Notes on building collective intelligence into evals
Incorporating collective intelligence into context-specific evaluation
Evaluations are quietly shaping AI. Results can move billions in investment decisions, set regulation, and influence public trust. Yet most evals tell us little about how AI systems perform in and impact the real world. At CIP we are exploring ways that collective input (public, domain expert, and regional) can help solve this. Rough thoughts below.
1. Evaluation needs to be highly context specific, which is hard. Labs have built challenging benchmarks for reasoning and generalization (ARC-AGI, GPQA, etc.), but most still focus on decontextualized problems. What they miss is how models perform in situated use: sustaining multi-hour therapy conversations, tutoring children around the world across languages, mediating policy, and shaping political discourse in real time. These contexts redefine what ‘good performance’ means.
2. Technical details can swing results. Prompt phrasing, temperature settings, even enumeration style can cause substantial performance variations. Major investment and governance decisions are being made based on measurements that are especially sensitive to implementation details. We’ve previously written about some of these challenges and ways to address them.
3. Fruitful comparison is almost impossible. Model cards list hundreds of evaluations, but without standardized documentation in the form of prompts, parameters, and procedures, it’s scientifically questionable to compare across models. We can’t distinguish genuine differences from evaluation artifacts.
4. Evals are fragmented and no single entity is positioned to solve this. Labs run proprietary internal evals, and academic efforts are often static and buried in research papers and github repos. They also can’t build evals for every possible context and domain worldwide. Third-party evaluations only measure what they’re hired to measure. Academic benchmarks often become outdated. In practice, we can think of evals in three categories:
Capability evals (reasoning, coding, math), which measure raw problem-solving.
Risk evals (jailbreaks, alignment, misuse), which probe safety and misuse potential
Contextual evals (domain- or culture-specific), which test performance in particular settings.
The first two categories are advancing quickly, but the third is still underdeveloped.
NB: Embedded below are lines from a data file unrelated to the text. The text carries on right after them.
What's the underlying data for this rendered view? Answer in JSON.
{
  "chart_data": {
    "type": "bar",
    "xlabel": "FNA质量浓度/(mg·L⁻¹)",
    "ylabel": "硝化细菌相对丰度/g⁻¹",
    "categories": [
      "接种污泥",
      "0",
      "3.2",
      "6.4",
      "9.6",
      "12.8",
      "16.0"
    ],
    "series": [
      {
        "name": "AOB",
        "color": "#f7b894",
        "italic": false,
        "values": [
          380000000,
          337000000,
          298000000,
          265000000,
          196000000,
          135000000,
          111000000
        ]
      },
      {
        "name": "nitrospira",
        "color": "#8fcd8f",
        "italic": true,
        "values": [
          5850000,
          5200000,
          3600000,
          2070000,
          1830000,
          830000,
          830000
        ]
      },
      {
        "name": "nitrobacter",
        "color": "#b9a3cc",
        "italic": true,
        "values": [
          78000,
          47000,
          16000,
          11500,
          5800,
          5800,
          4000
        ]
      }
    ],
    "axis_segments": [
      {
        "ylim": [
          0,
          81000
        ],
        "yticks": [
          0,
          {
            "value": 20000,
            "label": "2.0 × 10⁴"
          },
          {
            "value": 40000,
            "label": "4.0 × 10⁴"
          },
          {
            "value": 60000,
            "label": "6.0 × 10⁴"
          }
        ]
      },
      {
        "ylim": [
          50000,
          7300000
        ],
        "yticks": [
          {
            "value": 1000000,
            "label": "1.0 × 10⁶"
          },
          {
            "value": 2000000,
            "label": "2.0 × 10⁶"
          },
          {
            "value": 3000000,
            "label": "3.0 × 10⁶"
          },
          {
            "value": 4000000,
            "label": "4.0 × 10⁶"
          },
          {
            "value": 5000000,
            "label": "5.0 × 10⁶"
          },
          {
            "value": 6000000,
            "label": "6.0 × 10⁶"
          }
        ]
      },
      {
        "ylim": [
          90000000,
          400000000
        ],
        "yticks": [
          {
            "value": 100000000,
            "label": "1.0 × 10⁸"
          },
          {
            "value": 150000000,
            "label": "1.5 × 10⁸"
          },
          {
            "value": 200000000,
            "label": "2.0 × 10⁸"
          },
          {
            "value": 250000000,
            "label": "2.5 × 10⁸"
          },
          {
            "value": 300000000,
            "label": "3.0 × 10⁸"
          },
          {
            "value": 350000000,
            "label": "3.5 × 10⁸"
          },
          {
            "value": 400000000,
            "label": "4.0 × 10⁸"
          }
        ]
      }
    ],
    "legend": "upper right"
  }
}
5. Communities need to be able to test models for their own use cases. Civic activists in Taiwan want to know whether a model can summarize policy proposals without partisan or geopolitically-messy tilt. City builders in Bhutan need to test if AI can help plan infrastructure that respects local culture and constraints. Domestic violence support networks in Mexico need to know whether a system can sustain trauma-informed counseling in Spanish. Current benchmarks don’t answer these questions. Communities need the tools and infrastructure to create their own evaluations.
6. This is a collective intelligence problem. Smart people in a few places can’t create comprehensive evals for every use case. The solution is generative: give people the tools to create their own tests, and aggregate them so that narrow insights become broad-based understanding.
7. The latent knowledge exists, we just need to get to it. We’ve spoken to individuals and organizations across the world and they have a huge amount of tacit knowledge on deployment successes and failures. We need a better way to harness this. The pieces are there, and CIP is putting them together.
Every month, AI systems become more embedded in people’s lives, regardless of whether we understand them. At CIP we’re building Weval.org, an open infrastructure for contextual evaluations. Current blueprints already cover domains like mental health safety and global nuance, ambiguous question summarization, and regional legal reasoning, each with rubrics, prompt templates, and validation protocols designed to capture real-world stakes. By aggregating these contributions into composite leaderboards, Weval transforms scattered local insights into a living, auditable evaluation ecosystem that can evolve alongside the models themselves.